9th Conference European Sociological Association

RN16 Sociology of Health and Illness

2009-09-03 09:00:00 2009-09-03 10:30:00 Thursday, 3 September 09:00 - 10:30 Gender and Gender Challanges in European Health Care Building I, 1E2

The Trouble With White Pants: Reconsidering medicalisation through the menstrual suppression debate

This paper revisits the concept of medicalisation and considers its value as a framework for understanding the ongoing development of new reproductive technologies, and their impact on women's reproductive decision-making. In particular, this evaluation is couched within a qualitative discourse analysis of the public debate about the use of extended cycle oral contraception (ECOC) to suppress menstruation in the United States of America in 2003/4. Firstly, this debate is broadly mapped to illustrate the usefulness of thinking of medicalisation as a contest within and across different fields. It is posited that medicalisation occurs in a particular social and cultural moment, and is a dynamic process where dominant social relations can be both reproduced and challenged. Secondly, the online narratives of women discussing ECOC on an Internet message board are used to explore the productive nature of agency in this particular medicalisation contest.

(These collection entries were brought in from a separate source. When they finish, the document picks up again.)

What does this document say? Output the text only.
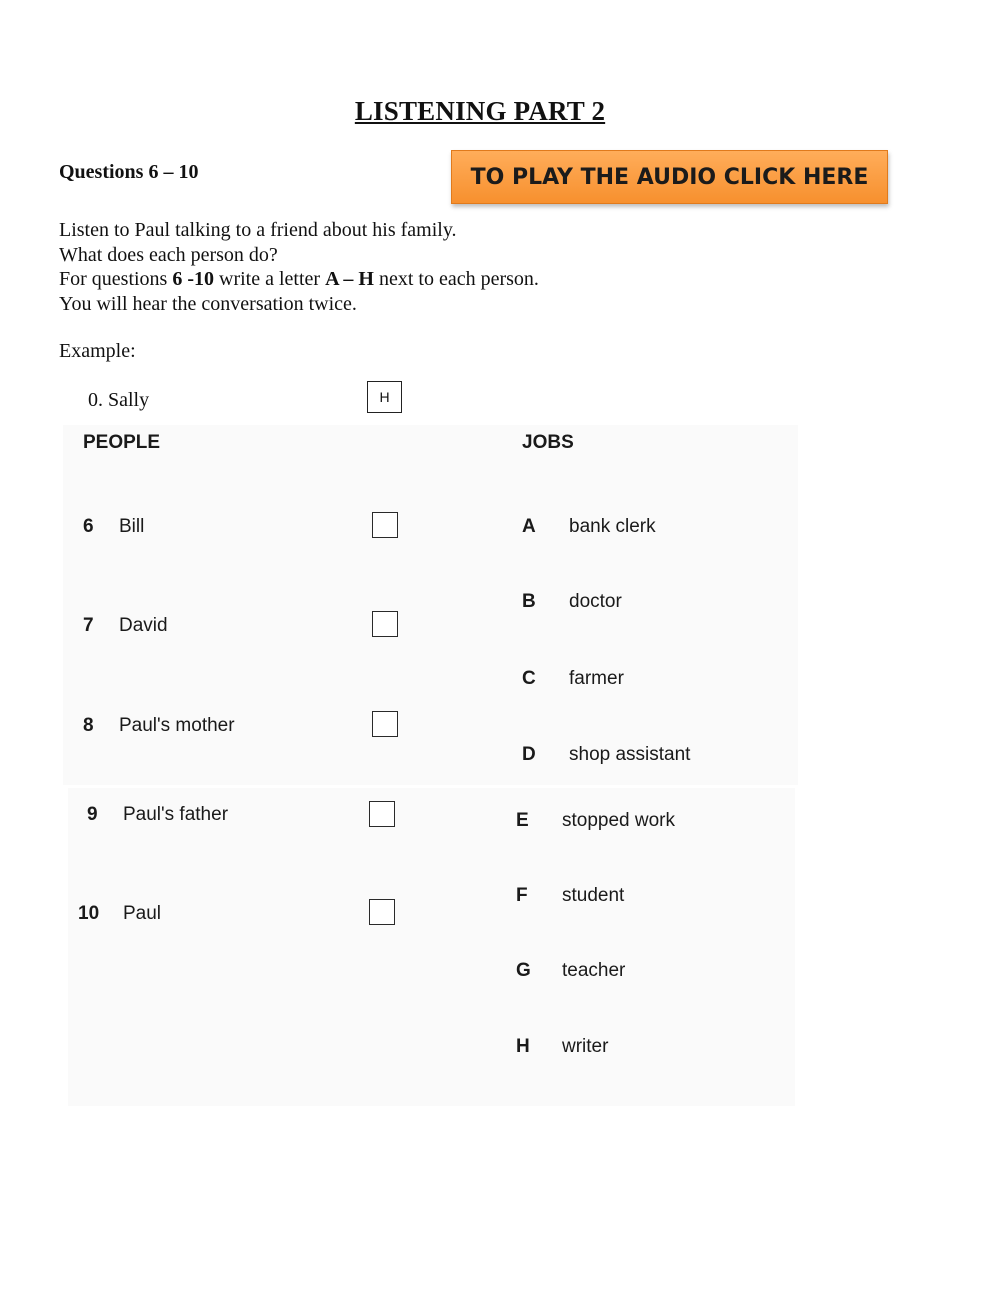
LISTENING PART 2
Questions 6 – 10	TO PLAY THE AUDIO CLICK HERE
Listen to Paul talking to a friend about his family.
What does each person do?
For questions 6 -10 write a letter A – H next to each person.
You will hear the conversation twice.
Example:
0. Sally	H
PEOPLE	JOBS
6 Bill
7 David
8 Paul's mother
9 Paul's father
10 Paul
A bank clerk
B doctor
C farmer
D shop assistant
E stopped work
F student
G teacher
H writer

Specifically, the ways in which these women engage with the discourses of 'risk' and 'choice', as canvassed by menstrual suppression advocates, are shown to reveal accommodation and modification as much as resistance and contradiction. Thus, it is argued that agency is evident in the ways women transform the publicly contested meanings of ECOC through their narratives of experience. This paper suggests that if the concept of medicalisation is to have ongoing traction as a frame of analysis, such a critique must incorporate a generative discussion of agency. It is posited that instances of medicalisation, such as the take-up of ECOC for suppression of menstruation, be understood as complex contestations of meaning where agency is produced through the transformation of discourses in everyday narratives.